Sweet Things are Paired With Cheese


One of the biggest questions people have when being invited to a wine and cheese gathering is this: What wine do I bring?

There are so many rules when it comes to wine and cheese pairing (hard wine for hard cheese, soft wine for soft cheese, regional pairing issues, etc.). This is further complicated by the fact that most of the time, people bringing wine to the party don’t really know what cheese is going to be served during the dinner.

A bit of a cultural context to be able to get us Pinoys to understand this better: In Europe, cheese is served towards the end of the meal. To be able to compensate for the sharp flavors, sweet wine is served with cheese. It sounds bizarre, but trust me on this: flavourful cheese is divine with elegant sweet wines.
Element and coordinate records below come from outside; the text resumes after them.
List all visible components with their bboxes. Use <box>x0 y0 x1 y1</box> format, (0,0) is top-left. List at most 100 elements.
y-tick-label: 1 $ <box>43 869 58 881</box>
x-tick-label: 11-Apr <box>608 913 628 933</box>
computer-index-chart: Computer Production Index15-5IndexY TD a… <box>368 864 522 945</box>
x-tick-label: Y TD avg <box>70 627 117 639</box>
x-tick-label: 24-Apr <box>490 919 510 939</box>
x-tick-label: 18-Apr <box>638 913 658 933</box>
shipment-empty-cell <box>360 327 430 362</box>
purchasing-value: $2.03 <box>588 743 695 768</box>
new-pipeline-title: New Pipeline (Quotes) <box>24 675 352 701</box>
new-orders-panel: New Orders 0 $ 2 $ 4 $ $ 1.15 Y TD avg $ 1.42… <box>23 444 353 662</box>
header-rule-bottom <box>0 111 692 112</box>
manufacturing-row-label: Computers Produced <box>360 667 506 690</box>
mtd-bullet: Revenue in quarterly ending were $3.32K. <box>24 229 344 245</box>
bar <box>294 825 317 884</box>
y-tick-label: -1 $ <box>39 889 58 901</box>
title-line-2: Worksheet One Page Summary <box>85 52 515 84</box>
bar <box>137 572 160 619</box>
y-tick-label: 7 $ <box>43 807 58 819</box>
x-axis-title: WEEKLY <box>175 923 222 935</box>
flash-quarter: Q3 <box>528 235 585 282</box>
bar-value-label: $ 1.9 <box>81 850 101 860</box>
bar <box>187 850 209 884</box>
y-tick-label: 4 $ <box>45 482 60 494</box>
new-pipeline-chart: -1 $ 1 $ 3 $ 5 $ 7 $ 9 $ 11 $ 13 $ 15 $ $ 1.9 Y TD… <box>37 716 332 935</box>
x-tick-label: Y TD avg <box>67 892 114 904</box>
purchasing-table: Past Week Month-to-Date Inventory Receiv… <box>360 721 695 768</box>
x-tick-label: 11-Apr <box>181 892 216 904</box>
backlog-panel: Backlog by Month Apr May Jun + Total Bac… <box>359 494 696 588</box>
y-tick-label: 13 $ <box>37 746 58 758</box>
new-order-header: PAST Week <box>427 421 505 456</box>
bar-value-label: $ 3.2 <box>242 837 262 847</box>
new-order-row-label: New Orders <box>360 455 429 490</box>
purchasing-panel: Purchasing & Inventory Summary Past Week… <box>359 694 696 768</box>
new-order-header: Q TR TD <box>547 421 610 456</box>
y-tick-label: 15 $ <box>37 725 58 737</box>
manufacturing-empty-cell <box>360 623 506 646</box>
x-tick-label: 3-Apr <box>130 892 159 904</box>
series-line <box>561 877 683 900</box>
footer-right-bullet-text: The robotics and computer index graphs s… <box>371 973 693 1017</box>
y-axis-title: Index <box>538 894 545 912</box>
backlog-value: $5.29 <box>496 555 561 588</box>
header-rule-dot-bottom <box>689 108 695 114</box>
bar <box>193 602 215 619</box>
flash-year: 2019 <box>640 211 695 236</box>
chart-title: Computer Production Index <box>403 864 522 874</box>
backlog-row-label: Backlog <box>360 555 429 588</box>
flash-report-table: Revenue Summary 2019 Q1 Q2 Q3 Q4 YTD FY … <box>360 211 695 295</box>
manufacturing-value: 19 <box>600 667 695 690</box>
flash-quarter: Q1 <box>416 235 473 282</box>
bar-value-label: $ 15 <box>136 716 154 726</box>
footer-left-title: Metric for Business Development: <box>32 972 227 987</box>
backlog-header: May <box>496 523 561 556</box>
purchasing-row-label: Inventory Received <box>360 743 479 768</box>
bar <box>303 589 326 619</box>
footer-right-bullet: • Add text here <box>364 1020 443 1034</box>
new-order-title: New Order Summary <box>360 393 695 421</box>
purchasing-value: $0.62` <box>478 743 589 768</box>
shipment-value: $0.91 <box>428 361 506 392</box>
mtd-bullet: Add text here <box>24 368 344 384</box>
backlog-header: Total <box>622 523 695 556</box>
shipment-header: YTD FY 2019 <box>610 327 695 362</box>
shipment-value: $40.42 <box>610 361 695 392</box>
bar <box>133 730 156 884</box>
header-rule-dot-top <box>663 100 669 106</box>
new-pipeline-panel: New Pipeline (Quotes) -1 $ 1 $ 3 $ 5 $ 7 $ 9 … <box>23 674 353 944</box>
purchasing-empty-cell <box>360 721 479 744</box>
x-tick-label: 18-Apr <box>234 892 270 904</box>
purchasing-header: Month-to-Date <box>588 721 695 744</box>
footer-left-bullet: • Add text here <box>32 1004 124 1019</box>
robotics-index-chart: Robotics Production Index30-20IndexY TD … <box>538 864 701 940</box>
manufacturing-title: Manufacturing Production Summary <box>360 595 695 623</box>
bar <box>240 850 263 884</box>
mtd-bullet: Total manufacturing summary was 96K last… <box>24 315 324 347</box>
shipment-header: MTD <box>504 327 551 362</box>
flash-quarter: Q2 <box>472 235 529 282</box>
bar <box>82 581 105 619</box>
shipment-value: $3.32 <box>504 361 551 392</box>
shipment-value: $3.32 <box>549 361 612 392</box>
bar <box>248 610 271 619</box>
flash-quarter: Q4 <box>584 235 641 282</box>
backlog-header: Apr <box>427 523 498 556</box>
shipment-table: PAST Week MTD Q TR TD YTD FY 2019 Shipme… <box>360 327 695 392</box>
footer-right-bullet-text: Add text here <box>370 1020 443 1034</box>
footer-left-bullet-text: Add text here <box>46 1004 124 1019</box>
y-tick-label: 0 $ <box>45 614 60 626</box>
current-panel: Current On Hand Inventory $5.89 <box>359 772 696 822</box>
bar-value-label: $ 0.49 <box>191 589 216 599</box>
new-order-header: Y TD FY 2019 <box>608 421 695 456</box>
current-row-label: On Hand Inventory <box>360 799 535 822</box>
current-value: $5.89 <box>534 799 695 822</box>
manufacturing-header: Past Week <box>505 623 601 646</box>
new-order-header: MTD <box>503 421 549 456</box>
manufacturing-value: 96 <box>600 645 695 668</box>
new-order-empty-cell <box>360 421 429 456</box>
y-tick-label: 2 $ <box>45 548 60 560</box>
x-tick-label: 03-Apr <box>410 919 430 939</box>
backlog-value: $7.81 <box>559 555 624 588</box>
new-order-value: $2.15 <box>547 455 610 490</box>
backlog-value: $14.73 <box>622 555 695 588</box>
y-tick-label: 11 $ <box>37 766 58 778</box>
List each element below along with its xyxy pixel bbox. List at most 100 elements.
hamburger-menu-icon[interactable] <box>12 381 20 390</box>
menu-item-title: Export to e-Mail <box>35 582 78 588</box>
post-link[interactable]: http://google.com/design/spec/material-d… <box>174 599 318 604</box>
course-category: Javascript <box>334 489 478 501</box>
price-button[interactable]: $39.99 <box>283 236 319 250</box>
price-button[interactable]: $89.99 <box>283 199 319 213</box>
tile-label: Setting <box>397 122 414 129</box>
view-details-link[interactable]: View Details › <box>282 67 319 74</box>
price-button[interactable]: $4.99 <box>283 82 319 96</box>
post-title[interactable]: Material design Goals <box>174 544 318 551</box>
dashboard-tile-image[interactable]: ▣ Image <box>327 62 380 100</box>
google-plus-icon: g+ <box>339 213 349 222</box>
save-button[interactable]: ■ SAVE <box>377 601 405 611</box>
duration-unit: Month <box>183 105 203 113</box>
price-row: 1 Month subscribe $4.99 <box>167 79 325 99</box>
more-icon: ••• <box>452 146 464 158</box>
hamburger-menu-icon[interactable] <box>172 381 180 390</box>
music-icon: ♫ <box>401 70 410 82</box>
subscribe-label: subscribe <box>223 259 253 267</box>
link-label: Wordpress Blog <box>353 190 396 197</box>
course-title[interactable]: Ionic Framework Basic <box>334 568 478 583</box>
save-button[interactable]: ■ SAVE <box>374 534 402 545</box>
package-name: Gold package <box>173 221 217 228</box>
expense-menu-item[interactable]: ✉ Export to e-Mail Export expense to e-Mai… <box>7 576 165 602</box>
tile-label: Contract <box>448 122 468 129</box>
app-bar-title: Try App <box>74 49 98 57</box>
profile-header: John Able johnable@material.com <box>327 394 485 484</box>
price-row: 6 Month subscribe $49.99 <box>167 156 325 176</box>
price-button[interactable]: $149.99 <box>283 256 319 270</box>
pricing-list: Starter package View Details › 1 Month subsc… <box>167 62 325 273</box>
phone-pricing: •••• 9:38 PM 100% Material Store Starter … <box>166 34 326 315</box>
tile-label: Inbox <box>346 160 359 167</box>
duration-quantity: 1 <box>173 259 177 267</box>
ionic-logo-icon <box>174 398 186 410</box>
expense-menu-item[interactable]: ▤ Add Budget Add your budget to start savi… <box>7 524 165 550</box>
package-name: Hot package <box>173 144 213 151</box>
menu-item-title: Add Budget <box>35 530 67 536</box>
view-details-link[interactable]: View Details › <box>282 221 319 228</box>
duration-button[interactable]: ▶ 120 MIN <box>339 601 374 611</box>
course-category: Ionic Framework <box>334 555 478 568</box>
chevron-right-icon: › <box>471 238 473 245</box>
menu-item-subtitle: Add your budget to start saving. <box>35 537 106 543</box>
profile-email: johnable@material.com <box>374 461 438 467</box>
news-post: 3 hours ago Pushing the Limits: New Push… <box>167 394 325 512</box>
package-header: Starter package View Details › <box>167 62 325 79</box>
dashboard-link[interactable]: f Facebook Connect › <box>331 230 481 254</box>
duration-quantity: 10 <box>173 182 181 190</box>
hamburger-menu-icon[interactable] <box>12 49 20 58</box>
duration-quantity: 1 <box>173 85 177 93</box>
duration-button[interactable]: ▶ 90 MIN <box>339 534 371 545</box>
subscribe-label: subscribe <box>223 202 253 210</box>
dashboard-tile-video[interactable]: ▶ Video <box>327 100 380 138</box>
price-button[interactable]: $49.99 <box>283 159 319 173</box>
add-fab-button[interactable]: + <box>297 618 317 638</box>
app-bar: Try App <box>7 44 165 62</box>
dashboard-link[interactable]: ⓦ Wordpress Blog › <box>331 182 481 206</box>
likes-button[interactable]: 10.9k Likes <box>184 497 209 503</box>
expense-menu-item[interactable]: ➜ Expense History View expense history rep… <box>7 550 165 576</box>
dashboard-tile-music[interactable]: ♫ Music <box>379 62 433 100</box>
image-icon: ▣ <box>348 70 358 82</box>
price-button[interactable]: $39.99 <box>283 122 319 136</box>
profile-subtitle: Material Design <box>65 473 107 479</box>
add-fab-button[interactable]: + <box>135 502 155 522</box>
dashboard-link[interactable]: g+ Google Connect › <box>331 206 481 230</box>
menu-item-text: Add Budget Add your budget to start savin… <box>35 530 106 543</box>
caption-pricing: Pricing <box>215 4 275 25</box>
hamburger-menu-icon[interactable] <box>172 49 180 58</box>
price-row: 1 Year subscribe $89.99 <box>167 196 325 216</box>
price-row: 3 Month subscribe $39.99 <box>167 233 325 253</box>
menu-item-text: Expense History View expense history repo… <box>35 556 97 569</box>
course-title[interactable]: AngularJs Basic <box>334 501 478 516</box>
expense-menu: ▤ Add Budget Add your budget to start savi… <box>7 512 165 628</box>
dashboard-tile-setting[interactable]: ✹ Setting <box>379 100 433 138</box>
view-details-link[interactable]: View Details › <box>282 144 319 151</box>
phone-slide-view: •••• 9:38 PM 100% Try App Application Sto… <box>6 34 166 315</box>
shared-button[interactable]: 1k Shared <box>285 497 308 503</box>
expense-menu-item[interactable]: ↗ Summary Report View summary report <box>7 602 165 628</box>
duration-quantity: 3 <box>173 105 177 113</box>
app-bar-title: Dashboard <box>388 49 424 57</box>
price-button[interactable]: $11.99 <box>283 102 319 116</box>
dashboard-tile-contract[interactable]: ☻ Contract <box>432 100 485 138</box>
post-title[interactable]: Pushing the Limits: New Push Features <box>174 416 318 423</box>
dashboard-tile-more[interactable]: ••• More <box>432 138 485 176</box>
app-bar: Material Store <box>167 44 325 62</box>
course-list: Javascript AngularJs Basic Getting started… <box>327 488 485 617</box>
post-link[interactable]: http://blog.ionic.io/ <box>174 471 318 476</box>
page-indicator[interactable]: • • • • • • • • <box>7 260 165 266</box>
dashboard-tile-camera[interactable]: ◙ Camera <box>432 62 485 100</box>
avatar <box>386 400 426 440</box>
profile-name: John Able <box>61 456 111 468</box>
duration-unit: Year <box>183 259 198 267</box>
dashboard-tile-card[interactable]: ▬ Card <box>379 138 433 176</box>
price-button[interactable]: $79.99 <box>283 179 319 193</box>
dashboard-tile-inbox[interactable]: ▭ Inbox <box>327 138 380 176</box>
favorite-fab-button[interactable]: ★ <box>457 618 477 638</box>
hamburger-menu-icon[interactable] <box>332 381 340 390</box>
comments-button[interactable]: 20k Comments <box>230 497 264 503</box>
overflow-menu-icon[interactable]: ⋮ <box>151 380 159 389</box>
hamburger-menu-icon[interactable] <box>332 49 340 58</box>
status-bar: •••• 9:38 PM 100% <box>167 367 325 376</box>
My ultimate failsafe wines for these occasions can be any of the following:


Villa Wolf Gewürztraminer from Germany

  • Gewürztraminer (from Germany or Alsace) – these babies are hard to miss in a store: by law, these are bottled in what I lovingly call the “ramp models” of the bottling world (tall, skinny ones). Gewürztraminer has feminine floral notes of roses, lychees, cinnamon, lilac, citrus (along the lines of oranges, lemons, and kumquats), tea, and honey.


    Delicious Tokaji that can also go well with créme brulée

  • Botrytis Wines – carefully selected grapes infected by the noble rot are used to make these. As there is immense difficulty in the production, they can be a bit pricey in some regions (such as Sauternes in Bordeaux, where production can be made trickier by strict laws). An affordable and decent alternative is the Monbazillac (also from Bordeaux).
    You can go to a different country altogether and try a Tokaji (from Hungary). The more expensive Tokaji wines will have a higher puttonyos (sweetness level, ranging from 3-6) level or be labeled as Aszú Eszencia (these are made from 100% botrytis wines, therefore extremely difficult to produce, and PRICEY). The late harvest (or késöi szüretelésü) wines are not saccharine sweet, but can hold its own against cheese.
    Essentially, botrytis wines have notes of apricots, peaches, and honey… All neatly packaged in a golden, slightly thicker liquid.

What’s your favorite wine and cheese combo? Cheers!